Another exciting PEPP innovation is NAVATARS -- "Naval Auxiliary Transport, Asset Recovery, and Search," a new public-private initiative to strengthen collective maritime security in the Pacific.
The heart of the NAVATARS concept of operations is the deployment of accredited vessels and air assets in service as an auxiliary "virtual navy" or Micronesian Coast Guard in support of subscribing Pacific Island governments. Building on the successes and experiences of the Australian Pacific Patrol Boat Program and the United States Coast Guard's joint "shiprider" naval patrols with Pacific Island governments, NAVATARS vessels will embark host country law enforcement officers on patrols of their countries' Exclusive Economic Zones (EEZs). NAVATARS' trained maritime security professionals will then assist these police in the performance of their duties -- especially those of border surveillance and asset recovery -- in order to help curb the exploitation of Pacific Island EEZs by organized international criminal elements.
NAVATARS authority derives from the host country law enforcement officer, who, in cooperation with the NAVATARS vessel master, exercise full discretion in the conduct of operations. With the consent of participating governments, NAVATARS' operations will span multiple EEZs, sometimes in the course of a single extended patrol. This tactic will defeat the current practice of poachers, which is to evade law enforcement by slipping across contiguous EEZs or into high sea pockets between EEZs.

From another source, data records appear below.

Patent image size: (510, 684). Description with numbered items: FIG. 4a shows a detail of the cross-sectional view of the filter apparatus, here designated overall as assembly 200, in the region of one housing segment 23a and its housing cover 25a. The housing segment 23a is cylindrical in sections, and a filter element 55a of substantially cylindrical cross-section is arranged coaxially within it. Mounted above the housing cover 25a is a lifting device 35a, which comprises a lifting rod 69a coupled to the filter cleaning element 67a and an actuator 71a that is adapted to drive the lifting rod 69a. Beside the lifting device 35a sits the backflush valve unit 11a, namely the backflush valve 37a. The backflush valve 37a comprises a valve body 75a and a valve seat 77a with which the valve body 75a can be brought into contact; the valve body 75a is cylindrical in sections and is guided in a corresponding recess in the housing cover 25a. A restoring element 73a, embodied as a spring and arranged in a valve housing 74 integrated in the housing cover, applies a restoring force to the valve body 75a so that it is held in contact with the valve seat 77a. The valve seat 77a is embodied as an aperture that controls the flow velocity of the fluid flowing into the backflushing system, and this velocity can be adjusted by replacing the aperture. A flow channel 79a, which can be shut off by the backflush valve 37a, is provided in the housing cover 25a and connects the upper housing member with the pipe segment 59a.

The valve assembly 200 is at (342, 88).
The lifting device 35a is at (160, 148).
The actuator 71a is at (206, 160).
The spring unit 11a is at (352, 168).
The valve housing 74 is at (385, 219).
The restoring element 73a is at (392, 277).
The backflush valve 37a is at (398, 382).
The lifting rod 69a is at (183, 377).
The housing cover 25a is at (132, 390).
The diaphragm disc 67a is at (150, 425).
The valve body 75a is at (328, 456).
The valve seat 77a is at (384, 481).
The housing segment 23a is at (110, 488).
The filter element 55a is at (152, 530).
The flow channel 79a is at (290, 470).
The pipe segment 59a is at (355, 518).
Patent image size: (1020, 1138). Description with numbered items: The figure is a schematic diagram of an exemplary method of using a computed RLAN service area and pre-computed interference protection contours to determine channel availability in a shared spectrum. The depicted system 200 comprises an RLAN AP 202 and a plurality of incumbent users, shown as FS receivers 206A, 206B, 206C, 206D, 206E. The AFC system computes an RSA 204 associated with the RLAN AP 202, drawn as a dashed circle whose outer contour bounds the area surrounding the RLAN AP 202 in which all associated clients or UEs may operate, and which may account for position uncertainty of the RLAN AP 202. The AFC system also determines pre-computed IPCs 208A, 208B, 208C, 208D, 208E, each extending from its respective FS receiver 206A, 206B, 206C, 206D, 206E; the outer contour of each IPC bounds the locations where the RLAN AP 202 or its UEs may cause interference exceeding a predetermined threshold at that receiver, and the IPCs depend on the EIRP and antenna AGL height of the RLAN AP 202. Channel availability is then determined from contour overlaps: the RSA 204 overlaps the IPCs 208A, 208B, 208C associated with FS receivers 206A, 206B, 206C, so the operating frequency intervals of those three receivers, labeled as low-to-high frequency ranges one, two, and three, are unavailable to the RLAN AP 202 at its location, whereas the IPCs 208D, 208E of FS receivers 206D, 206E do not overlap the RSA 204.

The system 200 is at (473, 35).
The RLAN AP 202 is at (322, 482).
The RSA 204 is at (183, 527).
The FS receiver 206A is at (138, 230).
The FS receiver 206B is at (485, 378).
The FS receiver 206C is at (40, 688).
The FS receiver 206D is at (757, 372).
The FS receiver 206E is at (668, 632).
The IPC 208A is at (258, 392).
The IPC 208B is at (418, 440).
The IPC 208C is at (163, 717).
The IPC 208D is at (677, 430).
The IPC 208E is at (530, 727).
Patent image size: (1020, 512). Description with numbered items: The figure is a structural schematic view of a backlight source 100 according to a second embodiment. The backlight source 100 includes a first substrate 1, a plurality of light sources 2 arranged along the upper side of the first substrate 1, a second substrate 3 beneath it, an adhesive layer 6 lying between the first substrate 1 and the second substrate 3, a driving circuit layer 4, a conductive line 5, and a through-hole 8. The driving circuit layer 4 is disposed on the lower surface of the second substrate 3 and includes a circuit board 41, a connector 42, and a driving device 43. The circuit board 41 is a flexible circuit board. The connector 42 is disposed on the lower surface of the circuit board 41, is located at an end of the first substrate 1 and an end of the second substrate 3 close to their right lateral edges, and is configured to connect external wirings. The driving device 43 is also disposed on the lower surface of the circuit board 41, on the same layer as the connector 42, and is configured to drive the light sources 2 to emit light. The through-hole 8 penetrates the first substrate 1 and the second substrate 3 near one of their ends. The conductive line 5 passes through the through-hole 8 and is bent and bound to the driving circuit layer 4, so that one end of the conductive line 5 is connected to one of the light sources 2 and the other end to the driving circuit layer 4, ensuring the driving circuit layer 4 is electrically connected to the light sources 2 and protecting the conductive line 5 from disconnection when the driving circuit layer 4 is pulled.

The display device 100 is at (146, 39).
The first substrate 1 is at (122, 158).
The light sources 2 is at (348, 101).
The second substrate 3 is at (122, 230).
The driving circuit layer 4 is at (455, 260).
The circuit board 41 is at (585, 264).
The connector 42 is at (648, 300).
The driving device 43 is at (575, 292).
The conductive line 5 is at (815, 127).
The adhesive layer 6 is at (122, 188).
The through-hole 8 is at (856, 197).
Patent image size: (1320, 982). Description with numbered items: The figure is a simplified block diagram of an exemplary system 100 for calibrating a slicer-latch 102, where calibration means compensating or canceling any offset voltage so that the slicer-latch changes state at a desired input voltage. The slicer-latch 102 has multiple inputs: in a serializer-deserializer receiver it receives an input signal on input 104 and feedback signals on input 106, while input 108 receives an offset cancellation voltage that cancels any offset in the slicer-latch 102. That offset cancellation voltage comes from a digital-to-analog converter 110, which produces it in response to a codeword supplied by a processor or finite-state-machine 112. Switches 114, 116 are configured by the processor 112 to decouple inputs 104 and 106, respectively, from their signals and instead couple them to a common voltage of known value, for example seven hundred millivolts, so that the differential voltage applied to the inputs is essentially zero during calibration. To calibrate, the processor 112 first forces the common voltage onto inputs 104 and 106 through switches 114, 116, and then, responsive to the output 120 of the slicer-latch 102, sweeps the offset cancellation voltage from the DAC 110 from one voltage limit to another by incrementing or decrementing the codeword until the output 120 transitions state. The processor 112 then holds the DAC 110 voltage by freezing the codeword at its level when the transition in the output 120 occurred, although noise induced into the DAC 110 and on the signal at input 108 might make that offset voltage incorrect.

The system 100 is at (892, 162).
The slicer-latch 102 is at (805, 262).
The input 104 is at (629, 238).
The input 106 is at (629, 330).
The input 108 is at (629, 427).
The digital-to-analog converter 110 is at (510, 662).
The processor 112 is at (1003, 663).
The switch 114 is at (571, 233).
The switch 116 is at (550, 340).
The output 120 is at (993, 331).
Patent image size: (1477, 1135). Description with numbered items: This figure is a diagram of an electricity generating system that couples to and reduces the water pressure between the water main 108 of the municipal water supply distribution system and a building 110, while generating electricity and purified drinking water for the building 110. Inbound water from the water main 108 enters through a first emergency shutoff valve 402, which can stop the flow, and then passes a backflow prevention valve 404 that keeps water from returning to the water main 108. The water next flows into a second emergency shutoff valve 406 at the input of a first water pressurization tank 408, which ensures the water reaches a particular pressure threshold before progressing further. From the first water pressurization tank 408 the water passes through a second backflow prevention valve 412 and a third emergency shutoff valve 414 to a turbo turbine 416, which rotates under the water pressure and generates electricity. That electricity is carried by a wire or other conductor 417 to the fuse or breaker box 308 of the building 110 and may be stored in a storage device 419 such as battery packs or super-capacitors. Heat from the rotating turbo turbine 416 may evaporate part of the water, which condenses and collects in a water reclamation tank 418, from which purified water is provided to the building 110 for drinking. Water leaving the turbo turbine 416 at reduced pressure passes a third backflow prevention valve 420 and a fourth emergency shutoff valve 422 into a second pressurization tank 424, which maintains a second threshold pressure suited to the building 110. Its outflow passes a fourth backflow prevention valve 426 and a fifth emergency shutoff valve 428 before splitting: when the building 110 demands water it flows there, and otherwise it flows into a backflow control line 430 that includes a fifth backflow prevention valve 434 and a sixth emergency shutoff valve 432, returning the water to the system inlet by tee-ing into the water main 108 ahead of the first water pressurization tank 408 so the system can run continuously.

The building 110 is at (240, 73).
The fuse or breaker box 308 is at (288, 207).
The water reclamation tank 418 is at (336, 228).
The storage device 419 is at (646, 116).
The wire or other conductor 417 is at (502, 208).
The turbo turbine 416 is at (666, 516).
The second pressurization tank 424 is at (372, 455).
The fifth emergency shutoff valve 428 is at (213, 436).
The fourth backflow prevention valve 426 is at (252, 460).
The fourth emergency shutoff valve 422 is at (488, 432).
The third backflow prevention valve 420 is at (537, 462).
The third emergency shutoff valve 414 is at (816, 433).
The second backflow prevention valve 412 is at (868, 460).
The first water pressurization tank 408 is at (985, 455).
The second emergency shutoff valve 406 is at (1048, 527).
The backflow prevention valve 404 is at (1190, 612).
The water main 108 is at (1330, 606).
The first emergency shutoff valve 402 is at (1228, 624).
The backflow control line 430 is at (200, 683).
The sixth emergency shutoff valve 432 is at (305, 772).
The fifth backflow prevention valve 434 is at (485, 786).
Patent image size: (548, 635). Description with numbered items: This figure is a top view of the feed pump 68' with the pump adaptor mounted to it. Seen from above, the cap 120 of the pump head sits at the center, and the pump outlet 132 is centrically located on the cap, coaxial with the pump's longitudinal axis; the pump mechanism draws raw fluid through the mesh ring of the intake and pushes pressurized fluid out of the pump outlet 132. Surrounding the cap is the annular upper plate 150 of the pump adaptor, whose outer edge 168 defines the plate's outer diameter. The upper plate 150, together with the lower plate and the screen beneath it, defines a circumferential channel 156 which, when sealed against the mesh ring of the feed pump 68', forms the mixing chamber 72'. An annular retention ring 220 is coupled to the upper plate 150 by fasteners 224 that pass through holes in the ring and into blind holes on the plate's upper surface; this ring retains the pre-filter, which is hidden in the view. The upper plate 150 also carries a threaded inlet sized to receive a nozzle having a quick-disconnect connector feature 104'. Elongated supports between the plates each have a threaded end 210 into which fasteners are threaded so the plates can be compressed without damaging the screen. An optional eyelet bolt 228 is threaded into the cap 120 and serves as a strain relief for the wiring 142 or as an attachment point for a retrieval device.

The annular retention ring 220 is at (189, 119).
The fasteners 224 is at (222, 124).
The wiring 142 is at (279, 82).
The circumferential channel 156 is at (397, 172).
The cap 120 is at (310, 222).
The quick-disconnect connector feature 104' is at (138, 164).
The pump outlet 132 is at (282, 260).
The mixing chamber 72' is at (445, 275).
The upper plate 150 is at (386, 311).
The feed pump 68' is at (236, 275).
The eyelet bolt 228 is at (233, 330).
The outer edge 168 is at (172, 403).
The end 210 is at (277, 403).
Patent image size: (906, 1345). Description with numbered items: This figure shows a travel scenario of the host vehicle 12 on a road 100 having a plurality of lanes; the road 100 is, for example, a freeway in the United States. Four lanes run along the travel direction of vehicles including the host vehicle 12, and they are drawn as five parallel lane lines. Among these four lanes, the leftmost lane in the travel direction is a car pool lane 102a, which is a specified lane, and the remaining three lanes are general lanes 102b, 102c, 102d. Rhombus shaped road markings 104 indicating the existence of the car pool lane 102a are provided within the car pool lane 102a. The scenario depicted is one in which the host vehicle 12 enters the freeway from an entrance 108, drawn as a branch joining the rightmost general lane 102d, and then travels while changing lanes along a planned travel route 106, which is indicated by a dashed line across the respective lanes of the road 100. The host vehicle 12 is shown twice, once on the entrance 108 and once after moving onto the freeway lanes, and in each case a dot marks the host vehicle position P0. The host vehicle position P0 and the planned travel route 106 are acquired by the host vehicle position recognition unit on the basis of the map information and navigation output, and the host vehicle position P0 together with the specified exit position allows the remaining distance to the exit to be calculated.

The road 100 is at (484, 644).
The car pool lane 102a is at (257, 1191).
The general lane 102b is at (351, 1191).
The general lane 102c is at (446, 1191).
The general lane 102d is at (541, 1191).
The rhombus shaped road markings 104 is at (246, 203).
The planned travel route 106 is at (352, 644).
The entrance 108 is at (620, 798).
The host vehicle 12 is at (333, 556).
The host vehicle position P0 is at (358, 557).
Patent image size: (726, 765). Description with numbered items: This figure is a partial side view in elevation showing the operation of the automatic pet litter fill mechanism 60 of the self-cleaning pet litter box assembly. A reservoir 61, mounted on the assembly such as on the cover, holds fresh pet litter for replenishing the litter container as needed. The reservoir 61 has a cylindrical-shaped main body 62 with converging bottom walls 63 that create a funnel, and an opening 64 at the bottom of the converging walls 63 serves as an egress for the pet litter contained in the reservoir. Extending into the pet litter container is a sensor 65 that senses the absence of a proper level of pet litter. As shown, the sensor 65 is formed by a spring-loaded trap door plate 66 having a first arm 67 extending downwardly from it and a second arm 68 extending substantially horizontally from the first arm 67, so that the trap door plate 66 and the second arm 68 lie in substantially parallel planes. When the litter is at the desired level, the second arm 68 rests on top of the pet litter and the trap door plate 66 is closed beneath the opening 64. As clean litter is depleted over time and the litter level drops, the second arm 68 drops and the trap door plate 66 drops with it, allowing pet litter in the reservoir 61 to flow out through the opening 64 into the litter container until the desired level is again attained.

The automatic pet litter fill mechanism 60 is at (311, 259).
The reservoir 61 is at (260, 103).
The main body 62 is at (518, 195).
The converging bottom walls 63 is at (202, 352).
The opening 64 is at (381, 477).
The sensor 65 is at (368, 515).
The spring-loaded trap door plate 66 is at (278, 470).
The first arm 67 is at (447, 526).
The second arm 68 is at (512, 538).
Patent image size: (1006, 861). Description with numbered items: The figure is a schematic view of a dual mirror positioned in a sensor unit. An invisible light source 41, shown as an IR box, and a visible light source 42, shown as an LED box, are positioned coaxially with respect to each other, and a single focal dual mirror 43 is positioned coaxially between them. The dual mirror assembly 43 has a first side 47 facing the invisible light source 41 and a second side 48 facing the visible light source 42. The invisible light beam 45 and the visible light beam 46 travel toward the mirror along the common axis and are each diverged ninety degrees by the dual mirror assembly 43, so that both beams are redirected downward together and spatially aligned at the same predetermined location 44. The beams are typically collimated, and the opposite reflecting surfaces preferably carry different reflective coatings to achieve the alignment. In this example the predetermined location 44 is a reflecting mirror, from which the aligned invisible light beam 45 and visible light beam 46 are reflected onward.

NAVATARS will sustain itself through international donations and a percentage of the new revenue it brings to subscribing governments. NAVATARS patrolling will build the capacity and protect the state sovereignty of vulnerable Pacific Island countries, while reducing the incentive to international organized crime syndicates of using the Pacific for the transhipment of people, narcotics and weapons. NAVATARS will also help to curb illegal dumping and other potentially costly environmental crimes. Most importantly, NAVATARS patrolling will help to reduce the rampant theft and destruction of Pacific marine resources by illegal, unreported and unregulated fishing, increasing the viability and long-term sustainability of the fishing stocks upon which so many Pacific economies and livelihoods depend.